Our Entrepreneurship Expertise
The Challenge
The idea of infusing entrepreneurship into education has spurred much enthusiasm in the last few decades.
A myriad of effects has resulted from this, such as economic growth, job creation, and increased societal resilience, but also individual growth, increased school engagement, and improved equality. Putting this idea into practice has however posed significant challenges alongside the positive effects.
Lack of time and resources, teachers’ fear of commercialism, impeding educational structures, assessment difficulties, and lack of definitional clarity are some of the challenges practitioners have encountered when trying to infuse entrepreneurship into education.


The Solution
What we mean when we discuss entrepreneurship in education differs significantly.

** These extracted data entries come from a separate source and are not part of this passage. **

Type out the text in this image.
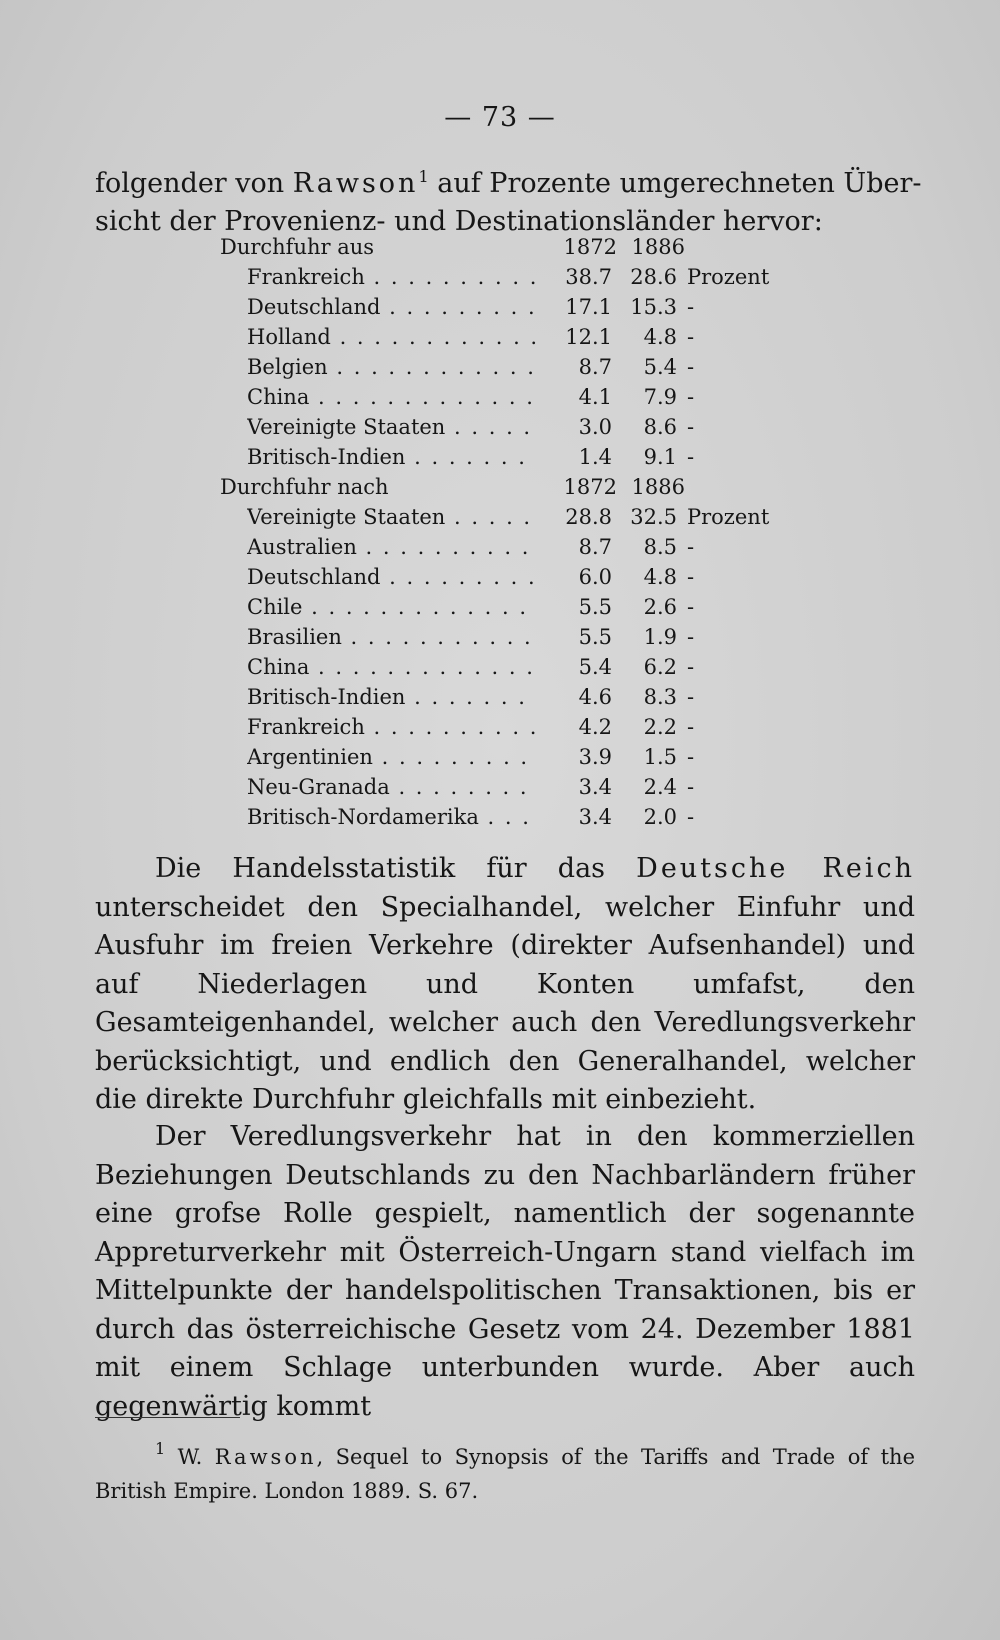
— 73 —
folgender von Rawson$^1$ auf Prozente umgerechneten Über-
sicht der Provenienz- und Destinationsländer hervor:
Durchfuhr aus	1872 1886
Frankreich . . .	38.7 28.6 Prozent
Deutschland . . .	17.1 15.3 -
Holland . . .	12.1	4.8 -
Belgien . . .	8.7	5.4 -
China . . .	4.1	7.9 -
Vereinigte Staaten . . .	3.0	8.6 -
Britisch-Indien . . .	1.4	9.1 -
Durchfuhr nach	1872 1886
Vereinigte Staaten . . .	28.8 32.5 Prozent
Australien . . .	8.7	8.5 -
Deutschland . . .	6.0	4.8 -
Chile . . .	5.5	2.6 -
Brasilien . . .	5.5	1.9 -
China . . .	5.4	6.2 -
Britisch-Indien . . .	4.6	8.3 -
Frankreich . . .	4.2	2.2 -
Argentinien . . .	3.9	1.5 -
Neu-Granada . . .	3.4	2.4 -
Britisch-Nordamerika . . .	3.4	2.0 -

Die Handelsstatistik für das Deutsche Reich unterscheidet den Specialhandel, welcher Einfuhr und Ausfuhr im freien Verkehre (direkter Aufsenhandel) und auf Niederlagen und Konten umfafst, den Gesamteigenhandel, welcher auch den Veredlungsverkehr berücksichtigt, und endlich den Generalhandel, welcher die direkte Durchfuhr gleichfalls mit einbezieht.

Der Veredlungsverkehr hat in den kommerziellen Beziehungen Deutschlands zu den Nachbarländern früher eine grofse Rolle gespielt, namentlich der sogenannte Appreturverkehr mit Österreich-Ungarn stand vielfach im Mittelpunkte der handelspolitischen Transaktionen, bis er durch das österreichische Gesetz vom 24. Dezember 1881 mit einem Schlage unterbunden wurde. Aber auch gegenwärtig kommt

$^1$ W. Rawson, Sequel to Synopsis of the Tariffs and Trade of the British Empire. London 1889. S. 67.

Some mean that students should be encouraged to start up their own company. This leans on a rather narrow definition of entrepreneurship viewed as starting a business. Others mean that it is not at all about starting new organizations, but that it instead is about making students more creative, opportunity oriented, proactive, and innovative, adhering to a wide definition of entrepreneurship relevant to all walks in life.
Ziel Global takes the stance that a common denominator between these differing approaches is that all students can and should train their ability and willingness to create value for other people. This is at the core of entrepreneurship and is also competence that all citizens increasingly need to have in today’s society, regardless of career choice. Creating new organisations is then viewed as one of many different means for creating value
The Strategy
How to make students more entrepreneurial is probably the most difficult and important question.
Ziel Global extensive researcher in industry and academia has led it to firmly believe that the only way to make people more entrepreneurial is by applying a learning-by-doing approach. There is increasing consensus among researchers that letting students work in interdisciplinary teams and interact with people outside school/university is a particularly powerful way to develop entrepreneurial competencies among students. It is for this reason that the entrepreneurship domain contains some of the most valuable and important value creation tools, methods, and processes for early-stage leadership and character development.


The Approach
Develop an Entrepreneurial Mindset
Inquiring Mind, Growth Mindset, Boldness, Tenacity, Opportunity-seeking, Empathy, Problem-solving, Redefining Failure, Optimism, Inventive Mind, and Flexibility.
Nurture an Entrepreneurial Skill Set
Creativity, Teamwork, Idea Generation, Opportunity Analysis, Market Research & Customer Validation, Design Thinking, Prototyping, Business Model Methodology, Pitching, and Public Speaking.